The above example deploys an instance of BshServlet under the name "/eval". The full path to the servlet will then depend on the name given to the webapp WAR file. For example if the above appears in a WAR file named "myapp.war" then the path would be:

http://localhost/myapp/eval

Running Scripts

After deploying the servlet, test it by fetching the default page with your web browser.

http://localhost/bshservlet/eval

You can use the servlet interactively through the form that it generates, or, more importantly, through the command line launcher bsh.Remote. bsh.Remote accepts a URL for a target bsh interpreter and one or more file names to send to that server, printing the results.

  java bsh.Remote http://localhost/bshservlet/eval test1.bsh

You can execute remote scripts programmatically using the static method bsh.Remote.eval().

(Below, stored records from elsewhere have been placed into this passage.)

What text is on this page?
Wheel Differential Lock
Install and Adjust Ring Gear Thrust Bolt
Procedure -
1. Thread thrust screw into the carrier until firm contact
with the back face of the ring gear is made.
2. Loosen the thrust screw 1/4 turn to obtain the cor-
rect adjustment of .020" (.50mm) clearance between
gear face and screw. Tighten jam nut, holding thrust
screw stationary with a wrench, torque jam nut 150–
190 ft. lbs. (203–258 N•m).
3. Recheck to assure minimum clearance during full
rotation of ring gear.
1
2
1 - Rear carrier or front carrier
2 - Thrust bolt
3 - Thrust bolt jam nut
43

If bsh.Remote can parse the retun value as an integer it will return it as the exit status to the command line.

The Script Environment

Scripts have access to the servlet environment through two predefined variables: which are the standard servlet request and response objects, respectively.

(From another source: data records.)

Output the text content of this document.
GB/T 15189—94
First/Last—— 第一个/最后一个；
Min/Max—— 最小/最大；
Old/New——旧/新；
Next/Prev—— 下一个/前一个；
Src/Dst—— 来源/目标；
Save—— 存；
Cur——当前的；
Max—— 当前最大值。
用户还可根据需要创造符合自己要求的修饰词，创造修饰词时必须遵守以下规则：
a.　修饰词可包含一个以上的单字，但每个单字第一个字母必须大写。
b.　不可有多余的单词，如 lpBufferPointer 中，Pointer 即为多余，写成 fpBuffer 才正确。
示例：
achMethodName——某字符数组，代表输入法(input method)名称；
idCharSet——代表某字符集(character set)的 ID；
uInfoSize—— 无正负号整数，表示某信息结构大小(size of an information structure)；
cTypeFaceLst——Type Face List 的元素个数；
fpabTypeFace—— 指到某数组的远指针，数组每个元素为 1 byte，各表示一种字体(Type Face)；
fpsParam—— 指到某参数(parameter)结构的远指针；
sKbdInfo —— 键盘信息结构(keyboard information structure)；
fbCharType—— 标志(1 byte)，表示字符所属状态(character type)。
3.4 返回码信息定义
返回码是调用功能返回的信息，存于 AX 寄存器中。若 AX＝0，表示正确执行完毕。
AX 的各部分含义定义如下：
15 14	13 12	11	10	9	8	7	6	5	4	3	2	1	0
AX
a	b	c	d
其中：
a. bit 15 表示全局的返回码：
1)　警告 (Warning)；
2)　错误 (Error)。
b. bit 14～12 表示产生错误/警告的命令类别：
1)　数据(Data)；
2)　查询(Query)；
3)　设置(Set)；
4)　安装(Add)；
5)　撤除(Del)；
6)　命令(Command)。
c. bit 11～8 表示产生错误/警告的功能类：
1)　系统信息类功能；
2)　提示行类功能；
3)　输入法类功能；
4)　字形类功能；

When set to "raw" output mode via the forms interface or servlet parameter (described in the next section) the script is expected to generate the complete response using the httpServletResponse object. This means that you can have your script generate HTML or other output to be consumed by the client. For example:

// Server side script generates HTML response page
bsh.httpServletResponse.setContentType("text/html");
out = bsh.httpServletResponse.getWriter();
out.println("<html><body><h1>Hello World!</h1></body></html>");

More generally, you can use the httpServletRequest to get access to the server environment such as the servlet session object. You can also access all of the standard Java tools such as JNDI to fetch EJB homes, etc. and perform testing or script activities.

BshServlet Parameters

The following parameters are recognized by BshServlet:
Parameter Value
bsh.script The BeanShell Script
bsh.servlet.captureOutErr "true" - capture standard out and standard error during the evaluation of the script. Note: this is inherently non-thread safe. All output from the VM will be captured.
bsh.servlet.output "raw" - Do not generate the servlet HTML result page. Instead rely on the script to generate the complete result using the servlet response.
bsh.client "remote" - set by the bsh.Remote launcher to indicate that results should be raw and the return value should be encoded for transport back to the client.